You can get older stuff for free as well. Practically everything is free, but you'll have to wait longer with the newer titles because people who donated funds take priority.
Note: Unfortunately, this takes place in a Discord group. You'll have to use Discord and you'll have to have an account that is at least one-month old to be able to participate.
Turns out making it easier to pay and access content (ie. Steam) actually encourages consumers to pay. Weird.
The corpos:
"This is outrageous! This is unfair!"
Basically Epic
You know what this means. They're gonna be tightening things up as soon as they smell slowing down profit growth. If you live in a copyright haven, make sure your anon VPN, blocklists and all that are setup correctly.

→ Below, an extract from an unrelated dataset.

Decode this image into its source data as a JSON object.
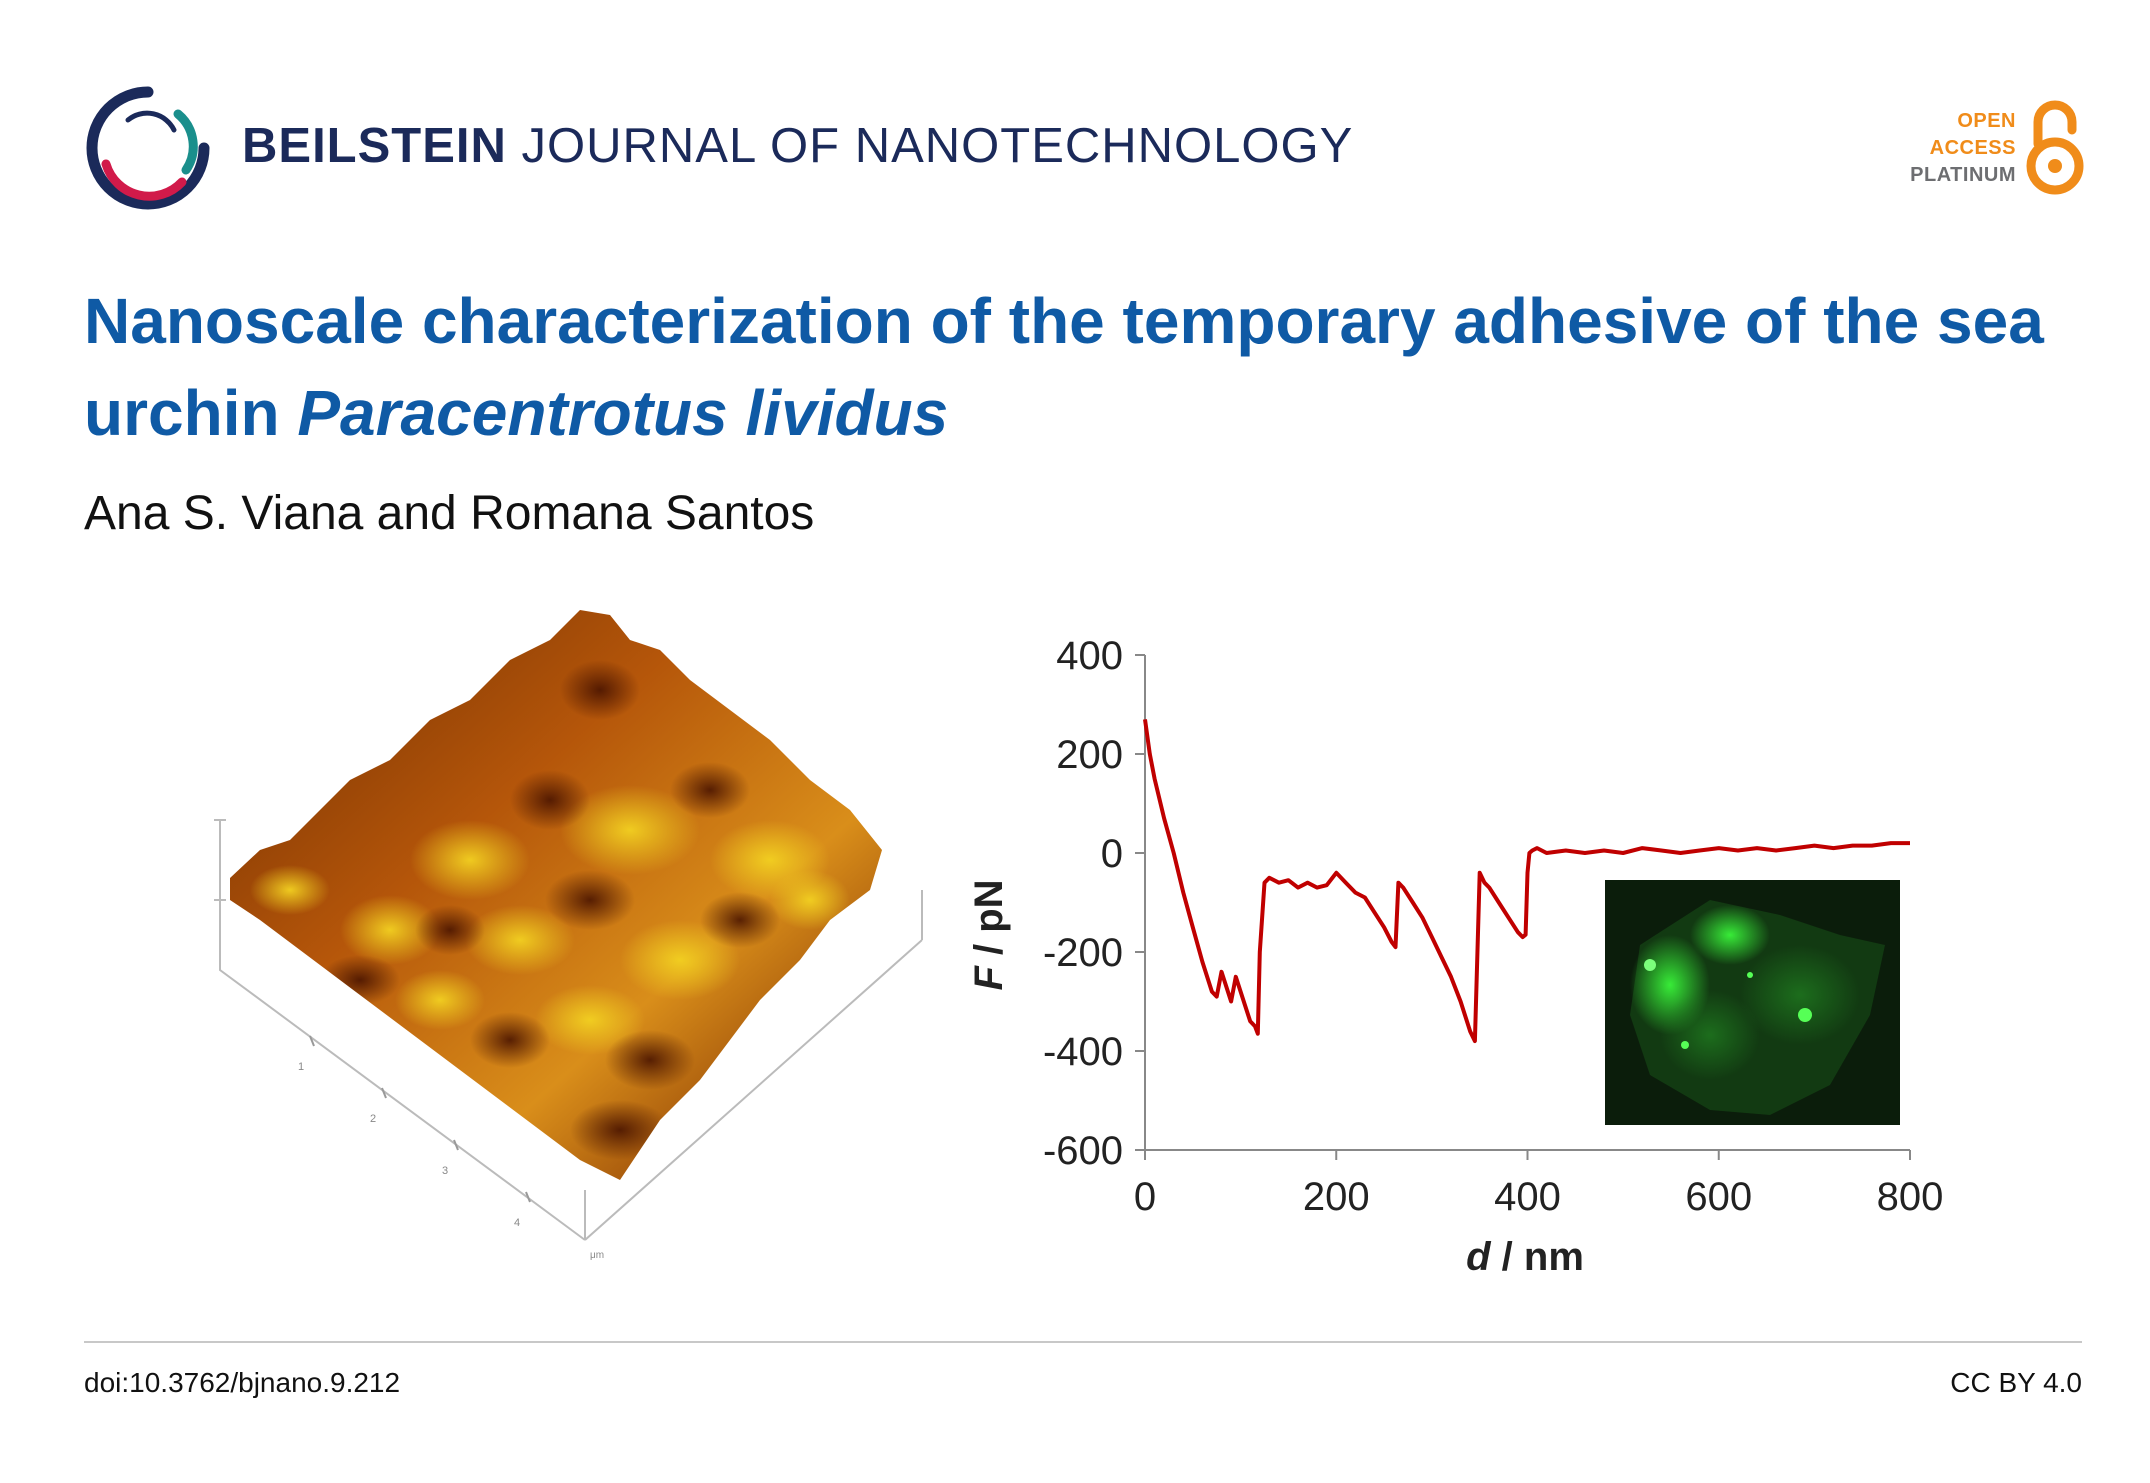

Hoping for the Netherlands!!!
Newbie here - Can you recommend a good Linux VPN? (For totally legal Distro Torrents, of course.)
In the professional world it's called "Distributed backups" and is recommended technique for archiving. I'm doing my bit daily at no charge to the media industry, just out of the goodness of my heart :)
It almost died when?
Any pirated content that I've looked for over the past 20 years has been easily accessible.
The only reason I've slowed down is due to the quality of today's media, not because of availability of content.
That is called engagement farming, pretty common on YouTube, there are probably 50 videos like this released in the past month, they just copy paste from each other, each getting hundreds and thousands of views.
The only noticeable decline in piracy came in the year when Netflix got famous, which got reverted in the next few years due to the launch of another 100 Streaming sites and netflix's enshittification.
It definitely had a dip. Sure you could find whatever you wanted but the amount of people doing it has declined, and ease of use. Streaming when it started was to easy and people didn't bother. Now price increases and ads and stuff going everywhere, piracy is easier.
There may have been a “dip” but never was it close to being moribund.
Anime & Movie & TV streaming sites got hit pretty hard not that long ago.
bring back shareware tbh
I'm going to guess that Paramount/CBS will be filling up some hard drives, at least until they kill of all the content people wanted to watch in the first place. Paramount, the next fox news.
Fuck Paramount solely because of the Halo show...
The line graphs for corporate greed and online file sharing are the same line.
Nyarrrrr Mayteyhh
Why are you spending this much effort on advertising unwatchable AI slop?